"A mentor, a guide, a mother figure and a true companion all in one!"
Before meeting Ms. Fleming with Manners Talk, I was still very much like a little girl trying to carve her own way and find her place in a foreign place. Although I had come all the way to Washington D.C. for a college education, I didn't realize my potential - "my fierceness," as she called it - and the step I had dared to take until she so kindly brought it to light and knew who I was inside and out on our first meeting.
My lessons with Ms. Fleming had evolved into more than what I had anticipated, more than I had just imagined them to be, just etiquette and manners to use for my spring break trip to Costa Rica.
A mentor, a guide, a mother figure and a true companion all in one, Ms. Fleming taught me the importance of knowing and accepting myself in order to be successful, and gave me the tools to get me there.
I learned to be an one-in-a-million young woman that lives in American culture without the culture living within me, and now I have more self-esteem and a greater sense of self-worth than I ever had.

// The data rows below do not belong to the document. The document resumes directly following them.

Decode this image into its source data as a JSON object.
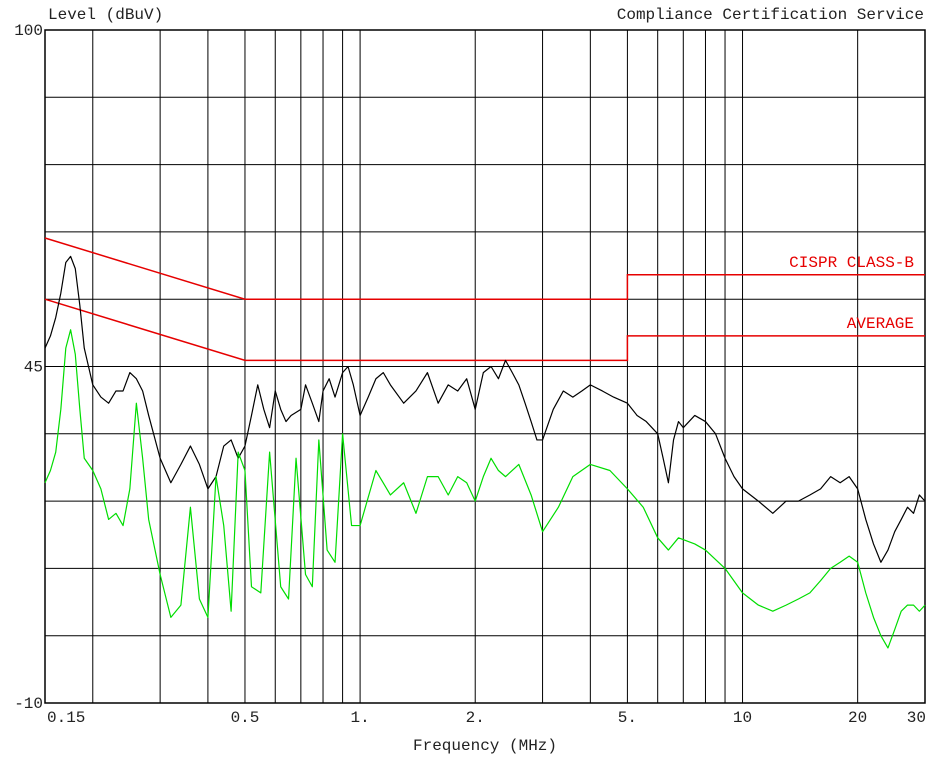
{
  "chart_data": {
    "type": "line",
    "xscale": "log",
    "title": "",
    "ylabel": "Level (dBuV)",
    "xlabel": "Frequency (MHz)",
    "header_right": "Compliance Certification Service",
    "ylim": [
      -10,
      100
    ],
    "xlim": [
      0.15,
      30
    ],
    "grid": true,
    "y_tick_labels": [
      {
        "value": 100,
        "label": "100"
      },
      {
        "value": 45,
        "label": "45"
      },
      {
        "value": -10,
        "label": "-10"
      }
    ],
    "x_tick_labels": [
      {
        "value": 0.15,
        "label": "0.15"
      },
      {
        "value": 0.5,
        "label": "0.5"
      },
      {
        "value": 1,
        "label": "1."
      },
      {
        "value": 2,
        "label": "2."
      },
      {
        "value": 5,
        "label": "5."
      },
      {
        "value": 10,
        "label": "10"
      },
      {
        "value": 20,
        "label": "20"
      },
      {
        "value": 30,
        "label": "30"
      }
    ],
    "x_gridlines": [
      0.2,
      0.3,
      0.4,
      0.5,
      0.6,
      0.7,
      0.8,
      0.9,
      1,
      2,
      3,
      4,
      5,
      6,
      7,
      8,
      9,
      10,
      20
    ],
    "y_gridlines": [
      -10,
      1,
      12,
      23,
      34,
      45,
      56,
      67,
      78,
      89,
      100
    ],
    "limit_lines": [
      {
        "name": "CISPR CLASS-B",
        "color": "#e60000",
        "points": [
          [
            0.15,
            66
          ],
          [
            0.5,
            56
          ],
          [
            5,
            56
          ],
          [
            5,
            60
          ],
          [
            30,
            60
          ]
        ]
      },
      {
        "name": "AVERAGE",
        "color": "#e60000",
        "points": [
          [
            0.15,
            56
          ],
          [
            0.5,
            46
          ],
          [
            5,
            46
          ],
          [
            5,
            50
          ],
          [
            30,
            50
          ]
        ]
      }
    ],
    "series": [
      {
        "color": "#000000",
        "points": [
          [
            0.15,
            48
          ],
          [
            0.155,
            50
          ],
          [
            0.16,
            53
          ],
          [
            0.165,
            57
          ],
          [
            0.17,
            62
          ],
          [
            0.175,
            63
          ],
          [
            0.18,
            61
          ],
          [
            0.185,
            55
          ],
          [
            0.19,
            48
          ],
          [
            0.2,
            42
          ],
          [
            0.21,
            40
          ],
          [
            0.22,
            39
          ],
          [
            0.23,
            41
          ],
          [
            0.24,
            41
          ],
          [
            0.25,
            44
          ],
          [
            0.26,
            43
          ],
          [
            0.27,
            41
          ],
          [
            0.28,
            37
          ],
          [
            0.3,
            30
          ],
          [
            0.32,
            26
          ],
          [
            0.34,
            29
          ],
          [
            0.36,
            32
          ],
          [
            0.38,
            29
          ],
          [
            0.4,
            25
          ],
          [
            0.42,
            27
          ],
          [
            0.44,
            32
          ],
          [
            0.46,
            33
          ],
          [
            0.48,
            30
          ],
          [
            0.5,
            32
          ],
          [
            0.52,
            37
          ],
          [
            0.54,
            42
          ],
          [
            0.56,
            38
          ],
          [
            0.58,
            35
          ],
          [
            0.6,
            41
          ],
          [
            0.62,
            38
          ],
          [
            0.64,
            36
          ],
          [
            0.66,
            37
          ],
          [
            0.7,
            38
          ],
          [
            0.72,
            42
          ],
          [
            0.75,
            39
          ],
          [
            0.78,
            36
          ],
          [
            0.8,
            41
          ],
          [
            0.83,
            43
          ],
          [
            0.86,
            40
          ],
          [
            0.9,
            44
          ],
          [
            0.93,
            45
          ],
          [
            0.96,
            42
          ],
          [
            1.0,
            37
          ],
          [
            1.05,
            40
          ],
          [
            1.1,
            43
          ],
          [
            1.15,
            44
          ],
          [
            1.2,
            42
          ],
          [
            1.3,
            39
          ],
          [
            1.4,
            41
          ],
          [
            1.5,
            44
          ],
          [
            1.6,
            39
          ],
          [
            1.7,
            42
          ],
          [
            1.8,
            41
          ],
          [
            1.9,
            43
          ],
          [
            2.0,
            38
          ],
          [
            2.1,
            44
          ],
          [
            2.2,
            45
          ],
          [
            2.3,
            43
          ],
          [
            2.4,
            46
          ],
          [
            2.5,
            44
          ],
          [
            2.6,
            42
          ],
          [
            2.7,
            39
          ],
          [
            2.8,
            36
          ],
          [
            2.9,
            33
          ],
          [
            3.0,
            33
          ],
          [
            3.2,
            38
          ],
          [
            3.4,
            41
          ],
          [
            3.6,
            40
          ],
          [
            3.8,
            41
          ],
          [
            4.0,
            42
          ],
          [
            4.3,
            41
          ],
          [
            4.6,
            40
          ],
          [
            5.0,
            39
          ],
          [
            5.3,
            37
          ],
          [
            5.6,
            36
          ],
          [
            6.0,
            34
          ],
          [
            6.2,
            30
          ],
          [
            6.4,
            26
          ],
          [
            6.6,
            33
          ],
          [
            6.8,
            36
          ],
          [
            7.0,
            35
          ],
          [
            7.5,
            37
          ],
          [
            8.0,
            36
          ],
          [
            8.5,
            34
          ],
          [
            9.0,
            30
          ],
          [
            9.5,
            27
          ],
          [
            10.0,
            25
          ],
          [
            11.0,
            23
          ],
          [
            12.0,
            21
          ],
          [
            13.0,
            23
          ],
          [
            14.0,
            23
          ],
          [
            15.0,
            24
          ],
          [
            16.0,
            25
          ],
          [
            17.0,
            27
          ],
          [
            18.0,
            26
          ],
          [
            19.0,
            27
          ],
          [
            20.0,
            25
          ],
          [
            21.0,
            20
          ],
          [
            22.0,
            16
          ],
          [
            23.0,
            13
          ],
          [
            24.0,
            15
          ],
          [
            25.0,
            18
          ],
          [
            26.0,
            20
          ],
          [
            27.0,
            22
          ],
          [
            28.0,
            21
          ],
          [
            29.0,
            24
          ],
          [
            30.0,
            23
          ]
        ]
      },
      {
        "color": "#00dd00",
        "points": [
          [
            0.15,
            26
          ],
          [
            0.155,
            28
          ],
          [
            0.16,
            31
          ],
          [
            0.165,
            38
          ],
          [
            0.17,
            48
          ],
          [
            0.175,
            51
          ],
          [
            0.18,
            47
          ],
          [
            0.185,
            38
          ],
          [
            0.19,
            30
          ],
          [
            0.2,
            28
          ],
          [
            0.21,
            25
          ],
          [
            0.22,
            20
          ],
          [
            0.23,
            21
          ],
          [
            0.24,
            19
          ],
          [
            0.25,
            25
          ],
          [
            0.26,
            39
          ],
          [
            0.27,
            30
          ],
          [
            0.28,
            20
          ],
          [
            0.3,
            11
          ],
          [
            0.32,
            4
          ],
          [
            0.34,
            6
          ],
          [
            0.36,
            22
          ],
          [
            0.38,
            7
          ],
          [
            0.4,
            4
          ],
          [
            0.42,
            27
          ],
          [
            0.44,
            19
          ],
          [
            0.46,
            5
          ],
          [
            0.48,
            31
          ],
          [
            0.5,
            28
          ],
          [
            0.52,
            9
          ],
          [
            0.55,
            8
          ],
          [
            0.58,
            31
          ],
          [
            0.62,
            9
          ],
          [
            0.65,
            7
          ],
          [
            0.68,
            30
          ],
          [
            0.72,
            11
          ],
          [
            0.75,
            9
          ],
          [
            0.78,
            33
          ],
          [
            0.82,
            15
          ],
          [
            0.86,
            13
          ],
          [
            0.9,
            34
          ],
          [
            0.95,
            19
          ],
          [
            1.0,
            19
          ],
          [
            1.1,
            28
          ],
          [
            1.2,
            24
          ],
          [
            1.3,
            26
          ],
          [
            1.4,
            21
          ],
          [
            1.5,
            27
          ],
          [
            1.6,
            27
          ],
          [
            1.7,
            24
          ],
          [
            1.8,
            27
          ],
          [
            1.9,
            26
          ],
          [
            2.0,
            23
          ],
          [
            2.1,
            27
          ],
          [
            2.2,
            30
          ],
          [
            2.3,
            28
          ],
          [
            2.4,
            27
          ],
          [
            2.6,
            29
          ],
          [
            2.8,
            24
          ],
          [
            3.0,
            18
          ],
          [
            3.3,
            22
          ],
          [
            3.6,
            27
          ],
          [
            4.0,
            29
          ],
          [
            4.5,
            28
          ],
          [
            5.0,
            25
          ],
          [
            5.5,
            22
          ],
          [
            6.0,
            17
          ],
          [
            6.4,
            15
          ],
          [
            6.8,
            17
          ],
          [
            7.5,
            16
          ],
          [
            8.0,
            15
          ],
          [
            9.0,
            12
          ],
          [
            10.0,
            8
          ],
          [
            11.0,
            6
          ],
          [
            12.0,
            5
          ],
          [
            13.0,
            6
          ],
          [
            14.0,
            7
          ],
          [
            15.0,
            8
          ],
          [
            16.0,
            10
          ],
          [
            17.0,
            12
          ],
          [
            18.0,
            13
          ],
          [
            19.0,
            14
          ],
          [
            20.0,
            13
          ],
          [
            21.0,
            8
          ],
          [
            22.0,
            4
          ],
          [
            23.0,
            1
          ],
          [
            24.0,
            -1
          ],
          [
            25.0,
            2
          ],
          [
            26.0,
            5
          ],
          [
            27.0,
            6
          ],
          [
            28.0,
            6
          ],
          [
            29.0,
            5
          ],
          [
            30.0,
            6
          ]
        ]
      }
    ]
  }
}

I see myself now as a self-illustrated canvas and an artist capable of her own destiny, despite the indifferent world we live in.

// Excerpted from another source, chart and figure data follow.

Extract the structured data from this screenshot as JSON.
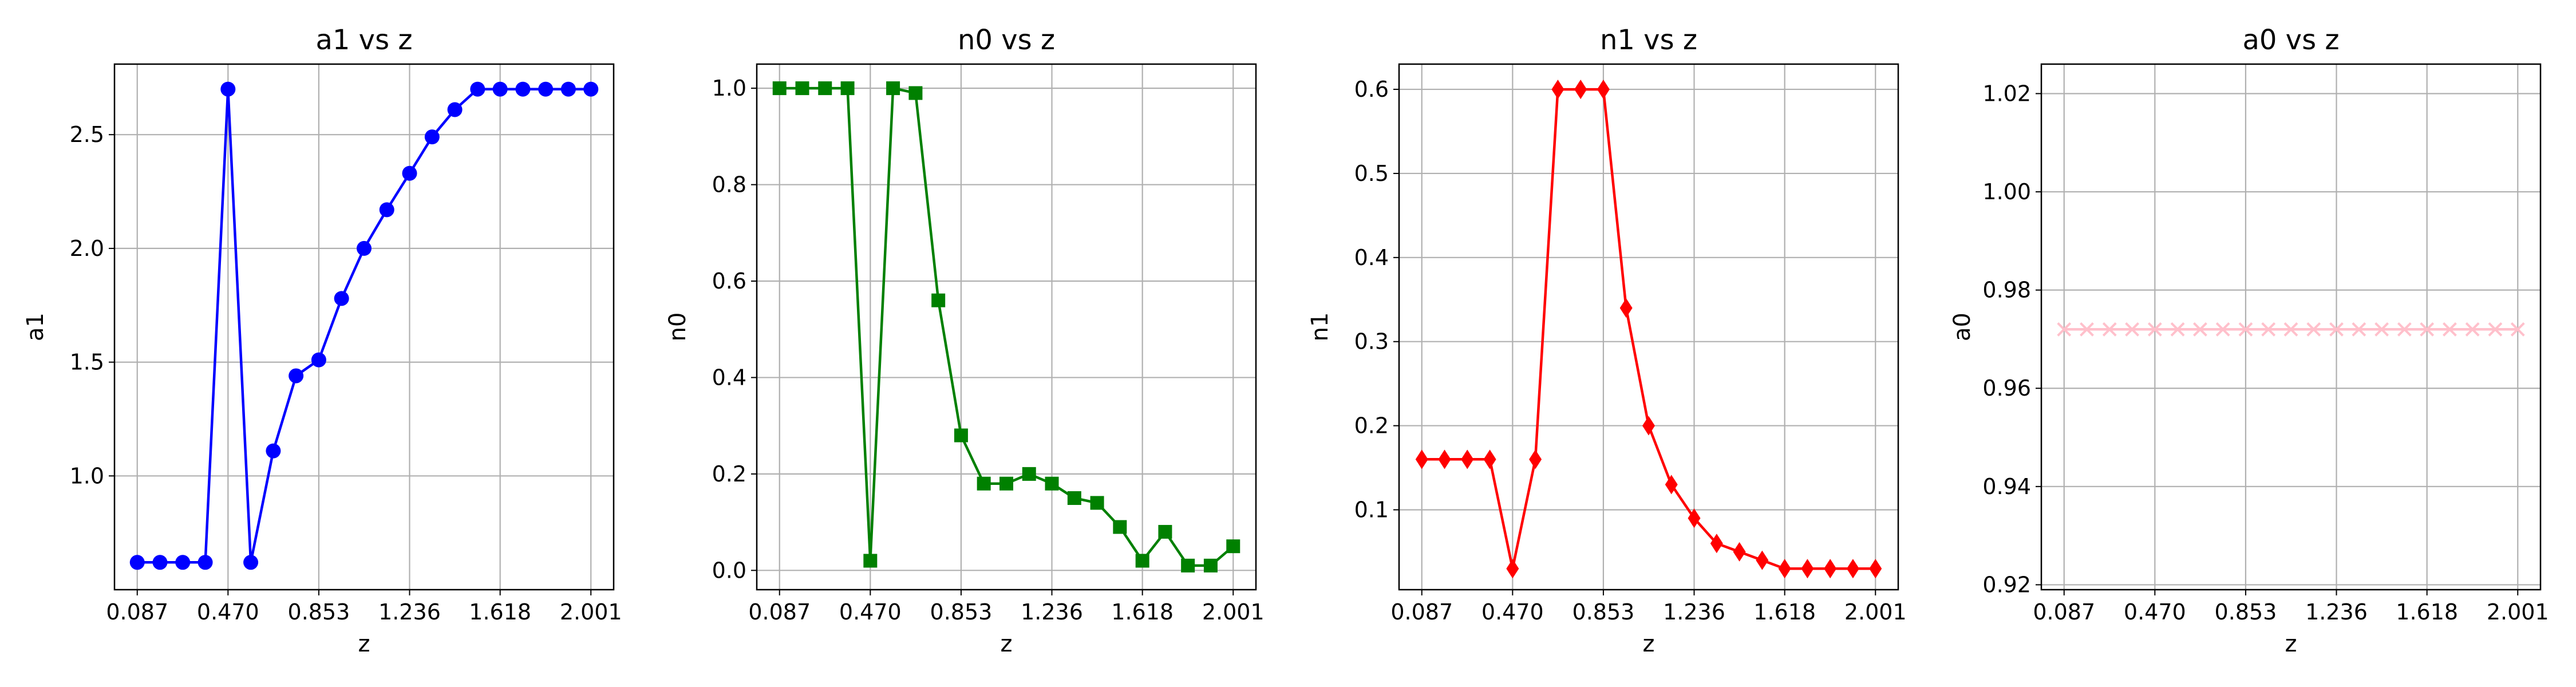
{
  "chart_data": [
    {
      "type": "line",
      "title": "a1 vs z",
      "xlabel": "z",
      "ylabel": "a1",
      "xticks": [
        "0.087",
        "0.470",
        "0.853",
        "1.236",
        "1.618",
        "2.001"
      ],
      "xtick_values": [
        0.087,
        0.47,
        0.853,
        1.236,
        1.618,
        2.001
      ],
      "yticks": [
        "1.0",
        "1.5",
        "2.0",
        "2.5"
      ],
      "ytick_values": [
        1.0,
        1.5,
        2.0,
        2.5
      ],
      "xlim": [
        -0.009,
        2.097
      ],
      "ylim": [
        0.5,
        2.81
      ],
      "grid": true,
      "color": "#0000ff",
      "marker": "circle",
      "x": [
        0.087,
        0.183,
        0.279,
        0.374,
        0.47,
        0.566,
        0.661,
        0.757,
        0.853,
        0.949,
        1.044,
        1.14,
        1.236,
        1.331,
        1.427,
        1.523,
        1.618,
        1.714,
        1.81,
        1.906,
        2.001
      ],
      "y": [
        0.62,
        0.62,
        0.62,
        0.62,
        2.7,
        0.62,
        1.11,
        1.44,
        1.51,
        1.78,
        2.0,
        2.17,
        2.33,
        2.49,
        2.61,
        2.7,
        2.7,
        2.7,
        2.7,
        2.7,
        2.7
      ]
    },
    {
      "type": "line",
      "title": "n0 vs z",
      "xlabel": "z",
      "ylabel": "n0",
      "xticks": [
        "0.087",
        "0.470",
        "0.853",
        "1.236",
        "1.618",
        "2.001"
      ],
      "xtick_values": [
        0.087,
        0.47,
        0.853,
        1.236,
        1.618,
        2.001
      ],
      "yticks": [
        "0.0",
        "0.2",
        "0.4",
        "0.6",
        "0.8",
        "1.0"
      ],
      "ytick_values": [
        0.0,
        0.2,
        0.4,
        0.6,
        0.8,
        1.0
      ],
      "xlim": [
        -0.009,
        2.097
      ],
      "ylim": [
        -0.04,
        1.05
      ],
      "grid": true,
      "color": "#008000",
      "marker": "square",
      "x": [
        0.087,
        0.183,
        0.279,
        0.374,
        0.47,
        0.566,
        0.661,
        0.757,
        0.853,
        0.949,
        1.044,
        1.14,
        1.236,
        1.331,
        1.427,
        1.523,
        1.618,
        1.714,
        1.81,
        1.906,
        2.001
      ],
      "y": [
        1.0,
        1.0,
        1.0,
        1.0,
        0.02,
        1.0,
        0.99,
        0.56,
        0.28,
        0.18,
        0.18,
        0.2,
        0.18,
        0.15,
        0.14,
        0.09,
        0.02,
        0.08,
        0.01,
        0.01,
        0.05
      ]
    },
    {
      "type": "line",
      "title": "n1 vs z",
      "xlabel": "z",
      "ylabel": "n1",
      "xticks": [
        "0.087",
        "0.470",
        "0.853",
        "1.236",
        "1.618",
        "2.001"
      ],
      "xtick_values": [
        0.087,
        0.47,
        0.853,
        1.236,
        1.618,
        2.001
      ],
      "yticks": [
        "0.1",
        "0.2",
        "0.3",
        "0.4",
        "0.5",
        "0.6"
      ],
      "ytick_values": [
        0.1,
        0.2,
        0.3,
        0.4,
        0.5,
        0.6
      ],
      "xlim": [
        -0.009,
        2.097
      ],
      "ylim": [
        0.005,
        0.63
      ],
      "grid": true,
      "color": "#ff0000",
      "marker": "diamond",
      "x": [
        0.087,
        0.183,
        0.279,
        0.374,
        0.47,
        0.566,
        0.661,
        0.757,
        0.853,
        0.949,
        1.044,
        1.14,
        1.236,
        1.331,
        1.427,
        1.523,
        1.618,
        1.714,
        1.81,
        1.906,
        2.001
      ],
      "y": [
        0.16,
        0.16,
        0.16,
        0.16,
        0.03,
        0.16,
        0.6,
        0.6,
        0.6,
        0.34,
        0.2,
        0.13,
        0.09,
        0.06,
        0.05,
        0.04,
        0.03,
        0.03,
        0.03,
        0.03,
        0.03
      ]
    },
    {
      "type": "line",
      "title": "a0 vs z",
      "xlabel": "z",
      "ylabel": "a0",
      "xticks": [
        "0.087",
        "0.470",
        "0.853",
        "1.236",
        "1.618",
        "2.001"
      ],
      "xtick_values": [
        0.087,
        0.47,
        0.853,
        1.236,
        1.618,
        2.001
      ],
      "yticks": [
        "0.92",
        "0.94",
        "0.96",
        "0.98",
        "1.00",
        "1.02"
      ],
      "ytick_values": [
        0.92,
        0.94,
        0.96,
        0.98,
        1.0,
        1.02
      ],
      "xlim": [
        -0.009,
        2.097
      ],
      "ylim": [
        0.919,
        1.026
      ],
      "grid": true,
      "color": "#ffc0cb",
      "marker": "x",
      "x": [
        0.087,
        0.183,
        0.279,
        0.374,
        0.47,
        0.566,
        0.661,
        0.757,
        0.853,
        0.949,
        1.044,
        1.14,
        1.236,
        1.331,
        1.427,
        1.523,
        1.618,
        1.714,
        1.81,
        1.906,
        2.001
      ],
      "y": [
        0.972,
        0.972,
        0.972,
        0.972,
        0.972,
        0.972,
        0.972,
        0.972,
        0.972,
        0.972,
        0.972,
        0.972,
        0.972,
        0.972,
        0.972,
        0.972,
        0.972,
        0.972,
        0.972,
        0.972,
        0.972
      ]
    }
  ]
}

I looked forward to Ms. Fleming lessons religiously, and realized my growth alongside her step by step as I learned how to shake hands appropriately, dress and perform in a job interview, make proper introductions, make pleasant conversations with complete strangers, know how to set an informal and formal table and eat American or Continental style (instead of just with a fork and use a knife as needed).

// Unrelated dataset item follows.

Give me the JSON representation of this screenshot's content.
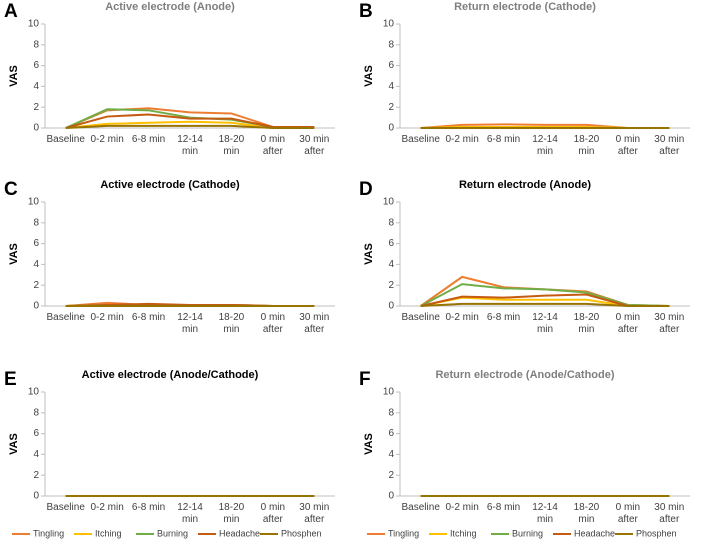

Most of all, I learned the importance of using my voice assertively yet politely and proudly, a skill that was on the verge of disappearing due to speaking being discouraged by my college, a special needs school for the deaf and hard-of-hearing where sign language is the norm and most preferred.
With Ms. Fleming's tools and lessons, I have come to understand that loving yourself is everything and going that extra mile beyond what the status quo expects makes all the difference in the world. I came to D.C. as a child and left at the end of the first year as a woman.